The letter states: ‘Before your Government takes the matter any further, I urge you to consider whether it would be worth proceeding with such a difficult project. It is understood that your interest in Bradwell is motivated by the view that if a reactor of Chinese design gains approval through the UK’s independent and rigorous regulatory system it would open up market opportunities for similar reactors elsewhere. However, this presupposes that the reactor, along with spent fuel storage and other facilities would secure consent at all stages of regulation – design assessment, environmental permit and planning consent. This would be a very time-consuming and tough process. Given the circumstances of the site, it is by no means certain that a new nuclear power station at Bradwell would be permitted.

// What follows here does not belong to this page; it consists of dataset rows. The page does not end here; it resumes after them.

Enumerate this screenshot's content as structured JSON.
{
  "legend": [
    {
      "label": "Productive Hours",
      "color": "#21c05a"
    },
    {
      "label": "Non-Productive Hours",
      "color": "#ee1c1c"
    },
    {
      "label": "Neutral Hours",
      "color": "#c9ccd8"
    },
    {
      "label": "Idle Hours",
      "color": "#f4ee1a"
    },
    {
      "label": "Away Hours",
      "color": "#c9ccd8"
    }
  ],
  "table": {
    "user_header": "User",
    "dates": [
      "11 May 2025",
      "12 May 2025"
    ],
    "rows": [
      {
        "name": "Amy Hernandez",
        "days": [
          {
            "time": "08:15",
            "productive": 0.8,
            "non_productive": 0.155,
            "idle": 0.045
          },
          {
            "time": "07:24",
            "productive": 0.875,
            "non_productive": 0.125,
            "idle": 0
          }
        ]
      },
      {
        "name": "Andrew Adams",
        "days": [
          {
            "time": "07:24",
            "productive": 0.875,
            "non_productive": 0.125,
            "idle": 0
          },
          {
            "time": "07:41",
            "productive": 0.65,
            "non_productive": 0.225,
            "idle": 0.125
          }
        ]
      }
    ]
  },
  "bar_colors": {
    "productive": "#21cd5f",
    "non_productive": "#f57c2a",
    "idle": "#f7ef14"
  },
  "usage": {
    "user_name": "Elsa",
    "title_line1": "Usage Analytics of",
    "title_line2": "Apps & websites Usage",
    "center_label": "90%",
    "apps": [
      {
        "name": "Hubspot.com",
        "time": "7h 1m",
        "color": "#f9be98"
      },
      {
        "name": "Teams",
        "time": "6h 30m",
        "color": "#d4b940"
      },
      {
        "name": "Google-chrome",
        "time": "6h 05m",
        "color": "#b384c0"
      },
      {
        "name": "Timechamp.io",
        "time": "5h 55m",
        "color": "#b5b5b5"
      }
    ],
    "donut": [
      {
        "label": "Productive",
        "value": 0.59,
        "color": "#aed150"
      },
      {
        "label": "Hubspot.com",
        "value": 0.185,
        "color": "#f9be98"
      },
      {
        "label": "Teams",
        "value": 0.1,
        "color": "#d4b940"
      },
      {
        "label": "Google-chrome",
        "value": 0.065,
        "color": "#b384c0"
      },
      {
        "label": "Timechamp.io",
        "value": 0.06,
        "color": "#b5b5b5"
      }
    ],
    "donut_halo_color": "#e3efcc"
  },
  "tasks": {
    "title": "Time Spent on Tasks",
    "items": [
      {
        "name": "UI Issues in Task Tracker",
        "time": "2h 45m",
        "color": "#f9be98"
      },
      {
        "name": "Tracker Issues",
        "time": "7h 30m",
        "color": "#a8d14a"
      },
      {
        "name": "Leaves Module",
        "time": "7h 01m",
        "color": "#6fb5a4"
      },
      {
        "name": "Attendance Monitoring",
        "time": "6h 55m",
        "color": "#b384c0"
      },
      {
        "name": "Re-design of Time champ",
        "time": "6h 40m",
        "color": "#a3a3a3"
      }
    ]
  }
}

Before any further commitment is made to Bradwell, may I suggest that the operating companies make their intentions clear and undertake to engage with the local communities on their plans? It would be helpful to know how many reactors and their generating capacity, together with some idea of the cooling water volumes and sources, emissions and discharges, are envisaged. An indication of how spent fuel and other wastes will be managed on the site into the next century would be welcomed. Further, some idea of the scale of construction and its impacts on a peaceful estuary would be of interest to the public.
Accordingly, I should like to invite representatives to come to discuss their plans with local representatives and to listen to our concerns and reasons why this project should not proceed at the Bradwell site’.
Andy Blowers has written simultaneously and in similar vein to Prime Minister David Cameron, who is hosting President Xi Jinping’s visit. In this letter he states:
‘Given that the project will face many difficulties in securing approval …and will, in any case, encounter strong public opposition, I believe the wise course of action would be for the two governments to withdraw now rather than face the probability of having to withdraw later.
I fully appreciate that your Government has expressed its interest in attracting Chinese investment in UK infrastructure projects. However, building a new nuclear power station at Bradwell would be a project fraught with difficulty and is likely to arouse widespread opposition from nearby communities.
The grounds for opposition are well known and the project is likely to fail for a number of reasons. Our opposition focuses not on who develops the site but on whether it should be a candidate for development at all.
What is most worrying is that a new nuclear power station, if approved, is likely to be generating for sixty years and daughter stations may be envisaged which might have operating lifetimes well beyond the end of the century. However, it is envisaged that spent fuel and other wastes would be stored on site well beyond the middle of the next century and, perhaps, indefinitely given that the longer term management of nuclear wastes remains unclear. It is difficult to envisage any circumstances in which regulators would be prepared to condone storage of such dangerous materials on a site where conditions in the far future are unknowable.
I understand that among the reasons the Chinese companies might be encouraged to consider development at Bradwell is that if a station to their design met with UK regulatory approval it would open up the potential for marketing Chinese reactors in other western markets. However,…..The UK regulators are regarded as both robust and independent and there can be no guarantee of success. The problems raised by the Bradwell site suggest approval might well be withheld’.
Development at Bradwell would be a ‘public relations disaster’
The letter continues: ‘For all the reasons I have outlined, I urge you during the forthcoming visit of the Chinese President to indicate that developing a new nuclear power station at Bradwell faces formidable obstacles that may prove impossible to overcome. More than that, such a development would meet with determined and informed opposition and render the proposal a public relations disaster. Withdrawal of the Bradwell project from the Heads of Agreement would seem to be the appropriate course of action at this stage’.
BANNG has been gearing up for the Chinese visit for many months. It has issued a hard-hitting Newsletter to its supporters emphasising the problems the project faces. ‘We are ready now to take our opposition all the way. We hope the Chinese will understand what a difficult and embarrassing project this could turn out to be for them. But, if they do proceed we will respond at every stage, beginning with design assessment next year. At some point, sooner or later, the project will fail and we will be there to ensure it does’.